(July 09, 2011) A book of maps and information on the statistics of the Church now
in its sixth edition, with a 100-year history, known as The Atlas Hierarchicus, was
presented to Pope Benedict XVI by Archbishop Fernando Filoni, prefect of the Congregation
for the Evangelization of Peoples, on Wednesday. The work is published by the Pontifical
Urbanian University, with a prologue by the Pope. It contains detailed statistics
of the Church on the five continents, as well as the dioceses and ecclesiastical circumscriptions
that have been created in recent years. The work is financed by the Congregation for
the Evangelization of Peoples.
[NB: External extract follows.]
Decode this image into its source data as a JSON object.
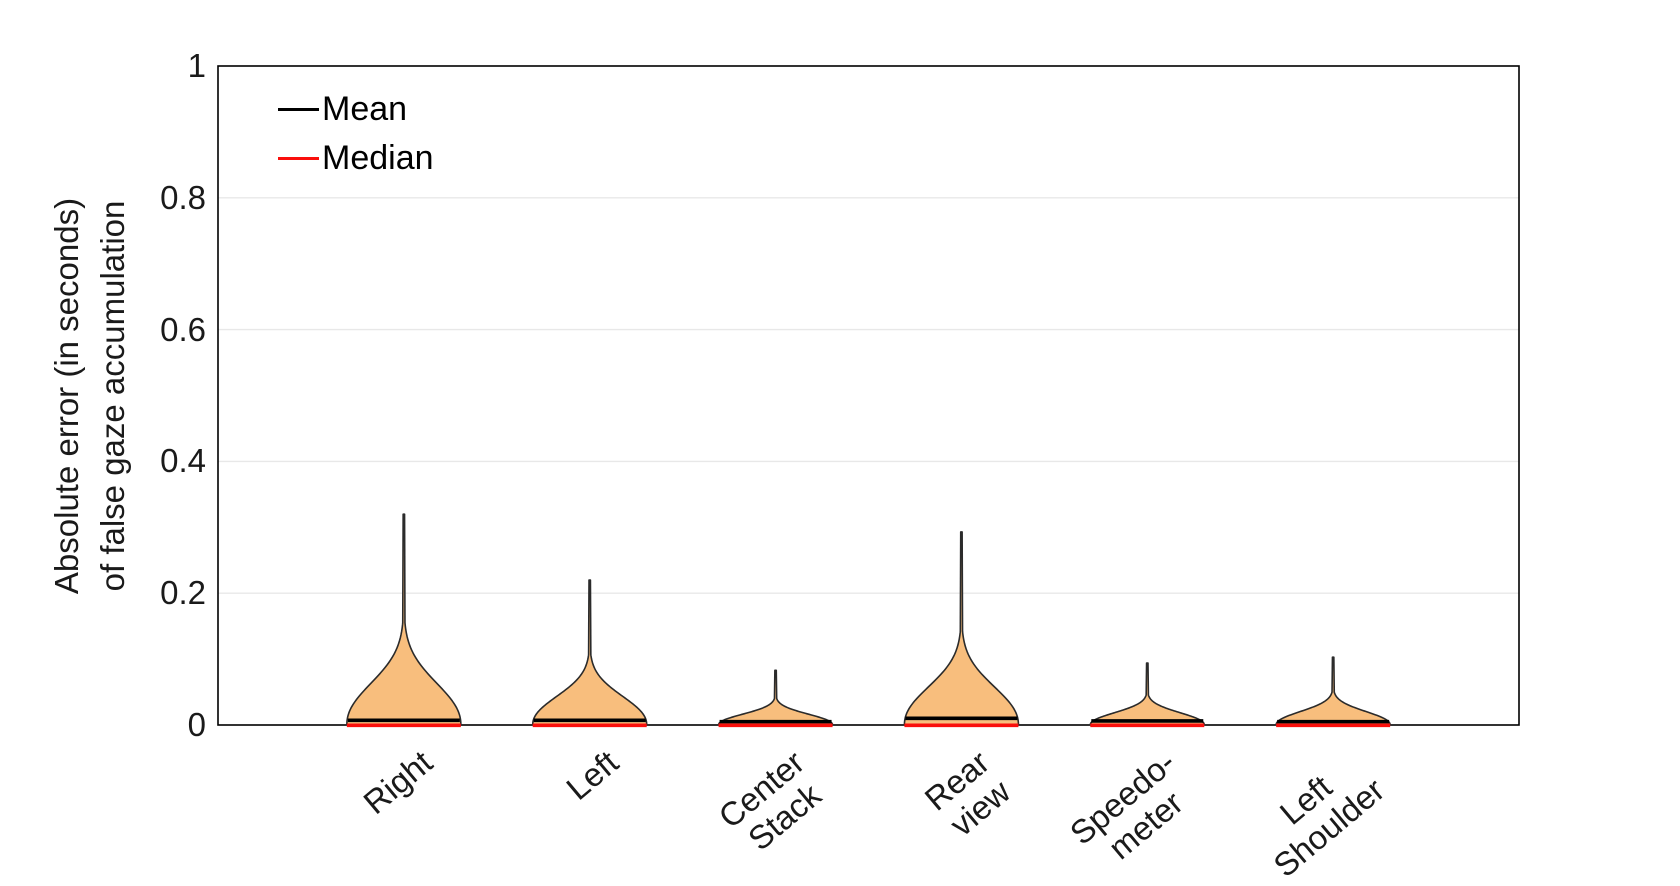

Its objective is not so much to provide data but above
all to offer an overall vision -- current and geographic -- of the Church in the world.
The most recent previous edition had been produced in 1992. The first Atlas was made
by Karl Streit of the Divine Word Congregation in 1913. This Dutch religious, who
in 1906 did an atlas on Catholic missions in the world, gave Pope Pius X a copy of
the first Atlas Hierarchicus. It was made, as the author himself explained in the
preface, with the best cartographic resources of the time. This first Atlas was written
in five languages: German, Spanish, English, French and Italian, and was printed in
Padernborn, Germany. It was presented to the Pope as a tribute in the Jubilee Year
of 1913, on the 16th centenary of the Edict of Milan.